The chairman of the allied party, the Danish People’s Party (DF), said the cost of taking in migrants and refugees would make in impossible to lower taxes.
“There is simply no money for it,” DF chairman Kristian Thulesen Dahl told broadcaster DR Wednesday night. “The money will be spent on refugees and migrants.
“And to the extent that there is money to spare, it must be used to strengthen the welfare,” Dahl said. The DF is anti-immigrant and EU-sceptical but a strong advocate for maintaining Denmark’s generous level of welfare subsidies.

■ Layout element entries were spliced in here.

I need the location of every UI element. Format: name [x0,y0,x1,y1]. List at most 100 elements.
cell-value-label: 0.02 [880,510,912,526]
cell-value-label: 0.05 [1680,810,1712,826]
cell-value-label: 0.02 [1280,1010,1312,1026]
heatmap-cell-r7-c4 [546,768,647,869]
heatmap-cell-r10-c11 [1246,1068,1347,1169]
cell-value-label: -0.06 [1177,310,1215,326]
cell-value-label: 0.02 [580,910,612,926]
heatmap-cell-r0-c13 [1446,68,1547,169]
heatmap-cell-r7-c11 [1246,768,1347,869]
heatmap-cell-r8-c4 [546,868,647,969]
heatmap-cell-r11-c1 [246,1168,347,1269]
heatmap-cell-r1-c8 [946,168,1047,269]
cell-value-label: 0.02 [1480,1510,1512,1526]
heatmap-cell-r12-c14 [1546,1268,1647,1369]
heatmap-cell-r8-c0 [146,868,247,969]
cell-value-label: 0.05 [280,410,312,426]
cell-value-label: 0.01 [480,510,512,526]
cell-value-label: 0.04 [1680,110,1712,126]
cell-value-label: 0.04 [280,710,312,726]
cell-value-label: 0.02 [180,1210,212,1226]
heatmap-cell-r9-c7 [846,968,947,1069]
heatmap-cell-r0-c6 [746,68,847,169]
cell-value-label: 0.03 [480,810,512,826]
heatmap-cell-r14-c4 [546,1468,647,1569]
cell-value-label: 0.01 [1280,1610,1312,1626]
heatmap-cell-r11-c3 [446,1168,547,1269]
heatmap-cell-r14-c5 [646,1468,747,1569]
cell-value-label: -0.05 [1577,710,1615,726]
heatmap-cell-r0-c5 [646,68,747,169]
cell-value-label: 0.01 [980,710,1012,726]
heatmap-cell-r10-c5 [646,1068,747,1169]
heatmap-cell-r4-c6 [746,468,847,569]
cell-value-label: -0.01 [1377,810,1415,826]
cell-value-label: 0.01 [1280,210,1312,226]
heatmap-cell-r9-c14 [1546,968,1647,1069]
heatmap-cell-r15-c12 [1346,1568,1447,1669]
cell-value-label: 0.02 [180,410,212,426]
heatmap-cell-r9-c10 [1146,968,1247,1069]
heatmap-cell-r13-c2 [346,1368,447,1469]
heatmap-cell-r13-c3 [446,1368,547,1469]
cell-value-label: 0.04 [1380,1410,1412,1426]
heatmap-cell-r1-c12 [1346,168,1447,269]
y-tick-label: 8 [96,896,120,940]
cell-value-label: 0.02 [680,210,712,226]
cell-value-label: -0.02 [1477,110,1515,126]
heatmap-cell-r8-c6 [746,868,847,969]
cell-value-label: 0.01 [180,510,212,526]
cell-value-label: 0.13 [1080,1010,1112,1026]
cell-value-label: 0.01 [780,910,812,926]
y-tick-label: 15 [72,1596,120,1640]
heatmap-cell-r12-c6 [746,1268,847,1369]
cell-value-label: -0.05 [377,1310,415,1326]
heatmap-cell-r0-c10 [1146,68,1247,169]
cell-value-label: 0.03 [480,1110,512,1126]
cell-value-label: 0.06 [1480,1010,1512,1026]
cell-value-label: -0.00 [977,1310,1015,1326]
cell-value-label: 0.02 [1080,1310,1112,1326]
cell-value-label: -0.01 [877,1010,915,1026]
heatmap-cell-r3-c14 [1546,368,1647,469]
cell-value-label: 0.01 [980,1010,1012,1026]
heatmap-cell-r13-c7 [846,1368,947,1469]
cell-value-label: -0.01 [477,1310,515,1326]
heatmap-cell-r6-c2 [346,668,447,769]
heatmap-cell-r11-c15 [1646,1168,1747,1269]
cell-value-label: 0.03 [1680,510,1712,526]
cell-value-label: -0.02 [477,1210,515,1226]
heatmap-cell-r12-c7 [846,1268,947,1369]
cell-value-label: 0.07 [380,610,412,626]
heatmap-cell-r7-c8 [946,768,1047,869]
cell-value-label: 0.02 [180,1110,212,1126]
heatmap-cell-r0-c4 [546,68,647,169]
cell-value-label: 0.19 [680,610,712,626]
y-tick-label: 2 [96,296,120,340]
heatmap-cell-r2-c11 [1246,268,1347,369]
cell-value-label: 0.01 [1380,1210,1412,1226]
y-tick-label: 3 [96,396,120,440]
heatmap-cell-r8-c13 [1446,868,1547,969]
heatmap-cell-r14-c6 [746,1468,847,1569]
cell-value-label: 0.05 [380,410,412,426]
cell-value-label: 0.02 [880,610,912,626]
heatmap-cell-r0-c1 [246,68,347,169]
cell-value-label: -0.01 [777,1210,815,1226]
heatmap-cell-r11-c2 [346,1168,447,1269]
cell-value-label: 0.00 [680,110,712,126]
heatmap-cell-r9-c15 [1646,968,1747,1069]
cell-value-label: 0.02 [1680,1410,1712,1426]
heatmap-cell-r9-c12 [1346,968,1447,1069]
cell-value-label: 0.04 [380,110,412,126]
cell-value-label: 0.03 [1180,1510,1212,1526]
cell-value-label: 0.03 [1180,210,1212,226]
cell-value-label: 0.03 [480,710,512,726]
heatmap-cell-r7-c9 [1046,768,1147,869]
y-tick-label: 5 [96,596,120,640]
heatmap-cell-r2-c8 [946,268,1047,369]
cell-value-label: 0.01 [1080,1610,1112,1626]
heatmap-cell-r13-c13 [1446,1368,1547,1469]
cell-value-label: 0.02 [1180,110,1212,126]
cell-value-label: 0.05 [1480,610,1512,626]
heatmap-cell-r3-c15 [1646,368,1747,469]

However, another supporting party, The Liberal Alliance (LA), threatened in January to bring down the Rasumussen government if it did not deliver the promised tax cuts. It later said it would no longer guarantee the survival of the government but stopped short of bringing it down.
Rasmussen’s ruling Liberal Party and LA both said they still believed room for tax cuts could be found in negotiations scheduled for after a summer break.
Rasmussen’s one-party government only holds 34 of 179 seats in parliament, making it the narrowest Danish government for decades. It can stay in power only as long as it is supported by DF, LA and the Conservative Party.
Those four parties holds only one more seat in parliament than the Social Democrat-led opposition. The Social Democrats have also said they see no room for tax cuts for the time being.
The number of asylum seekers in Denmark rose to more than 21,000 last year from 14,815 in 2014. The government expects it will rise to around 25,000 this year.
On Tuesday, the government raised its forecast for Denmark’s population growth by 2020 twofold, or by 100,000 persons, from the latest forecast in May. It said more spending would be needed to maintain the level of welfare subsidies.
In January, the government passed laws aimed at deterring refugees from seeking asylum in Denmark. The controversial measures included confiscating valuables from would-be migrants to pay for their stay.